Inspecting failures: `GET /api/v1/automations/{type}/dead?n=50` peeks the DLQ; `POST /api/v1/automations/{type}/dead/replay` re-enqueues with `attempt=0`; `DELETE /api/v1/automations/{type}/dead` drains it. The dashboard's DLQ inspector card calls these.

See features 2.1+2.2 (retries+DLQ), 2.4 (priority), 2.5 (TTL), 2.6 (idempotency).

## Idempotent submission

Use `idempotency_key` when the submit caller can be re-entered safely but shouldn't enqueue twice:

```bash
# Re-running this cron job at 09:00 every day is fine — the second call
# returns the original task_id with queued=false, duplicate=true.
curl -X POST $MASTER/api/v1/automations/cf-cookie-harvester/tasks \
  -H "Authorization: Bearer $TOKEN" \
  -H "Content-Type: application/json" \
  -d '{
    "payload": {"site": "example.com"},
    "idempotency_key": "harvest-example.com-2026-05-15-09"
  }'
```

The implementation is `Backend.kv_setnx` (Redis `SET NX EX`, sqlite `INSERT … ON CONFLICT`, in-memory check-then-set) so two simultaneous submits with the same key still result in exactly one enqueue.

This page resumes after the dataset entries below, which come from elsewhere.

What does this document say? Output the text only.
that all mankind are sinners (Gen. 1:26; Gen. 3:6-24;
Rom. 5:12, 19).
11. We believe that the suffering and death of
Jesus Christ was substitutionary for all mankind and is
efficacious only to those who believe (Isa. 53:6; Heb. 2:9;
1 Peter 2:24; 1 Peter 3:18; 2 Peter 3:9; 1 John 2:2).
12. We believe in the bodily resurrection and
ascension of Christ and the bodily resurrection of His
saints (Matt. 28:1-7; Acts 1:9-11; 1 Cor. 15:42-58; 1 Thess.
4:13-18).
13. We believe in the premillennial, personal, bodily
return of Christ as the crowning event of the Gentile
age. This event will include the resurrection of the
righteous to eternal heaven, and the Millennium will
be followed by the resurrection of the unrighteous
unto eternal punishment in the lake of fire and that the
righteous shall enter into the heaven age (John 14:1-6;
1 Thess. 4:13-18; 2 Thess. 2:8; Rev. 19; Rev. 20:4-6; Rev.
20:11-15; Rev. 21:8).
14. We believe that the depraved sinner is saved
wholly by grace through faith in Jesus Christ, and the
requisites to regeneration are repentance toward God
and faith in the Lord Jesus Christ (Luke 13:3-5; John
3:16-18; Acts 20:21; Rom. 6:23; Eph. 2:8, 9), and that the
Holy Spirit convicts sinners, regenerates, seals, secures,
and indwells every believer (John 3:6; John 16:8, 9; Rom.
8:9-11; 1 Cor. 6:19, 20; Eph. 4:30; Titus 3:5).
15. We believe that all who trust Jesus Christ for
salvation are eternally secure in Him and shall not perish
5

## When to use a batch automation vs a continuous one

Batch if any of these are true:

* The unit of work has an identity (a task ID).
* You want to enqueue work from outside the worker.
* You want explicit concurrency control via `slots`.
* You'll need retries or dead-lettering.

Continuous if all of these are true:

* The work is a steady stream from a source the slot itself owns.
* There's no natural "task" — just a loop.
* You don't need to enqueue from outside.

If you're not sure, lean batch. It costs you almost nothing and gives you flexibility.